E-Commerce Conference 2004
INTERNATIONAL CONFERENCE ON THE LEGAL ASPECTS OF AN E-COMMERCE TRANSACTION
26 AND 27 OCTOBER 2004
On 26 and 27 October 2004, the Hague Conference on Private International Law, the International Chamber of Commerce (ICC) and the Dutch Ministry of Economic Affairs co-hosted an “International Conference on the Legal Aspects of an E-Commerce Transaction” in The Hague (The Netherlands).
For the programme brochure click here.
The Conference attracted about 120 participants from 29 countries. Participants came from many European States as well as Canada, China, the Dominican Republic, Japan, Korea, Libya, Panama, Peru, Russia, Sri Lanka and the United States of America. Hans van Loon, Secretary General of the Hague Conference, and Kees van der Waaij, Chairman of ICC Netherlands and of Unilever Nederland, presented the opening speeches. They were pleased to welcome representatives of governments, intergovernmental organisations (including the United Nations Commission on International Trade Law – UNCITRAL, the World Intellectual Property Organization – WIPO, the Organization for Economic Cooperation and Development – OECD and the European Union), national Supreme Courts and international courts, private practice, business, non-governmental organisations (e.g. the Union Internationale des Huissiers de Justice and the Motion Pictures Association), academics from around the world, and the press. The Minister of Economic Affairs of the Netherlands, Laurens Jan Brinkhorst, spoke the closing address.
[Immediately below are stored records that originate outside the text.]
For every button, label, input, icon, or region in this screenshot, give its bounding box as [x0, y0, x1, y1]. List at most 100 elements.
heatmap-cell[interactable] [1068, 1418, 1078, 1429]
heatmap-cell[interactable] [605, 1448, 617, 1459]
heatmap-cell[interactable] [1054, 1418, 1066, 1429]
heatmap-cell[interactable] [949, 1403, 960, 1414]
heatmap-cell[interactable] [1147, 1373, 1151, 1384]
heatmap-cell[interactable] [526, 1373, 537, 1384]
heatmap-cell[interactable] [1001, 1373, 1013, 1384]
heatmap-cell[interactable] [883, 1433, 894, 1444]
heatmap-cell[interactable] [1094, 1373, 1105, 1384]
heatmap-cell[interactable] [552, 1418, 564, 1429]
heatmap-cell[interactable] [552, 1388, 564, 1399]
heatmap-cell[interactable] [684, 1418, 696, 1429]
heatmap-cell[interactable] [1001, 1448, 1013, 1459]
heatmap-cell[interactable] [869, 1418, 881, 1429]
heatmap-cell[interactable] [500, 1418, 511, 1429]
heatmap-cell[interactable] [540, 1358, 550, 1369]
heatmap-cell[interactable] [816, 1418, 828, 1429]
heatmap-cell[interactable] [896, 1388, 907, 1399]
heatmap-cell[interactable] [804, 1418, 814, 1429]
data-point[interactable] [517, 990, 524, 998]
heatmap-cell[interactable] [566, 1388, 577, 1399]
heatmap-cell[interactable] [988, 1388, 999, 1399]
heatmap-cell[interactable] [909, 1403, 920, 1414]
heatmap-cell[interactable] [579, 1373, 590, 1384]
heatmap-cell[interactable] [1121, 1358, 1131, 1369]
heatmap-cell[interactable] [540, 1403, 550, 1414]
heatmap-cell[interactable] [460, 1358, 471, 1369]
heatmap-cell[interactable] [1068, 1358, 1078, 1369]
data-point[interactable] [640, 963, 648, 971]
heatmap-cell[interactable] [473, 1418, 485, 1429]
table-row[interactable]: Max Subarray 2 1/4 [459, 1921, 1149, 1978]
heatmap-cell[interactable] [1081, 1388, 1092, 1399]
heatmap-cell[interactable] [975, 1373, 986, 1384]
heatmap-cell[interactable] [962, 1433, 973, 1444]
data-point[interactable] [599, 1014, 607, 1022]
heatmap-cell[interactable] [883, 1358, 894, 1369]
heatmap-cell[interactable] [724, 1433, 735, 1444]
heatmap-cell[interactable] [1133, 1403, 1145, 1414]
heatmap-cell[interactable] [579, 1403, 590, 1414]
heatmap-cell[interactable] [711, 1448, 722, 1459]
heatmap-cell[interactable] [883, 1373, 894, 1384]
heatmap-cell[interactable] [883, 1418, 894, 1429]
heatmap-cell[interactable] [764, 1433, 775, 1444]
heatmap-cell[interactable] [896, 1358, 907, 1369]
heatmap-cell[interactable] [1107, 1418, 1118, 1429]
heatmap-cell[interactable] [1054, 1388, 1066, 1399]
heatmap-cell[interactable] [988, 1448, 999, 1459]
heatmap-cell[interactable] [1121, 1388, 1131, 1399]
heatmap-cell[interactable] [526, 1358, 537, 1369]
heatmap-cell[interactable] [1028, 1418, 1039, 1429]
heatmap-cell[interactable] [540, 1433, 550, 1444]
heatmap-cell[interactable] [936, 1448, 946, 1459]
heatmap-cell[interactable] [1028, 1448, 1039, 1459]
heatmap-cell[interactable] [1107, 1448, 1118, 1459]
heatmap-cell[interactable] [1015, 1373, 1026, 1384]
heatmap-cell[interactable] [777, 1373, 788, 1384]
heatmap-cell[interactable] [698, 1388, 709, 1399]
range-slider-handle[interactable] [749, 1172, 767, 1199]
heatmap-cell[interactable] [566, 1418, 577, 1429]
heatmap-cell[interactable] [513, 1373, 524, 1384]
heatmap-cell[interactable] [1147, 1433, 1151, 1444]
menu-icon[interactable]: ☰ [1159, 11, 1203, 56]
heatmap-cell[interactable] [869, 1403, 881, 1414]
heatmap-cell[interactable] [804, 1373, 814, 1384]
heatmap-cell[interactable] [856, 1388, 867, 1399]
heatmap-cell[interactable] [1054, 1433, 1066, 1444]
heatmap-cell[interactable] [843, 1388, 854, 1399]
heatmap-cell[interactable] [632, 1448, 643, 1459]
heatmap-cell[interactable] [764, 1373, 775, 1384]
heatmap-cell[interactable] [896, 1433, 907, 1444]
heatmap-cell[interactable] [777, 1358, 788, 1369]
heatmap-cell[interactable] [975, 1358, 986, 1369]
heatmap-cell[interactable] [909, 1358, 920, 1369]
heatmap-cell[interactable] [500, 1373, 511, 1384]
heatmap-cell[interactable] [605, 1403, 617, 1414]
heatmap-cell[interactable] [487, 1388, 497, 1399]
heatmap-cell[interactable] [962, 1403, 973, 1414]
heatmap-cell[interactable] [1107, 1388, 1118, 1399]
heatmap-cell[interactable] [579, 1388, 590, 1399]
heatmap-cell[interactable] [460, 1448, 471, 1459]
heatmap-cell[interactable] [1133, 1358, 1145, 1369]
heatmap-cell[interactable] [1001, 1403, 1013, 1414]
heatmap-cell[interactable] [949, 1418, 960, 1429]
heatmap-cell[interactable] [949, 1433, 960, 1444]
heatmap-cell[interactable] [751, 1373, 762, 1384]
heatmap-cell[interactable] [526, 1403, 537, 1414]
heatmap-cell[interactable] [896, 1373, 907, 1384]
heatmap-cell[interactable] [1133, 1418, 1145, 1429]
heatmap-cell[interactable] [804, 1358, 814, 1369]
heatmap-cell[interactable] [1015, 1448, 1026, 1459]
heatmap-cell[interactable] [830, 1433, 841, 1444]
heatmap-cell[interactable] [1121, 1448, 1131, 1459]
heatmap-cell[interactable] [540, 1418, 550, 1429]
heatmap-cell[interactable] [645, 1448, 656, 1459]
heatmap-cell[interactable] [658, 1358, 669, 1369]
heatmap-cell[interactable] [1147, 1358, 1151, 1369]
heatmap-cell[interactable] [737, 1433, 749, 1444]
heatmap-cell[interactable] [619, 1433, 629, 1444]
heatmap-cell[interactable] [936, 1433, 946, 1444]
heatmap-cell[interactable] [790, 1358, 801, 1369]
The audience – wide-ranging both as concerns geographical representation as well as areas of business and interest – proved that the conference concept was highly successful. The organisers had aimed to provide a forum for dialogue between legislators, those who apply the law at a professional level, business and academia. In order to achieve this aim a practical approach to the issue was chosen. The Conference focused on the “life-cycle” of an e-commerce transaction and the specific legal problems raised by the use of electronic means of communication at each stage of this life-cycle. In four half-day sessions, the Conference examined the pre-contractual phase, the conclusion of the contract, its performance, and the post-contractual phase.
For each phase, a moderator from “academia” outlined the legal issues raised by e-commerce at that particular stage. This was followed by a panel presentation of possible solutions achieved in the particular sector / area of each of the panel members, along with a general discussion.
During the session entitled “The pre-contractual phase”, issues such as advertising, competition, and the infringement of intellectual property rights on the Internet were discussed. “The contractual phase” focused on the negotiation and conclusion of the contract, its formal and substantive validity, as well as choice of court and choice of law clauses. The session on “The performance phase” covered two separate aspects: the delivery of goods or services and online performance on the one hand, and electronic payment and taxes on the other hand. During “The post-contractual phase and dispute resolution” session, issues such as data protection, confidentiality, spam, and product and service liability were discussed. In addition, presentations covering a case-study on online dispute resolution and the preliminary draft Hague Convention on Exclusive Choice of Court Clauses were also made.
For the abstracts of the speakers, click on their name in the programme; hyperlinks to their respective PowerPoint presentations are also provided.
The solutions presented covered “hard law” (international treaties, European Community instruments, national legislation) as well as “soft law” (model laws, recommendations, guidelines elaborated at the national or international governmental level or self-regulatory instruments elaborated by business organisations). The Conference thereby served as a “show-case” for legislators and international governmental and non-governmental organisations. It encouraged dialogue between legislators, academics and those subject to the laws in practice (in particular businesses). The discussions demonstrated how all these different instruments and solutions interact. Further study of the proceedings may lead to the identification of possible gaps and possibilities for co-ordination among the different actors and varying solutions.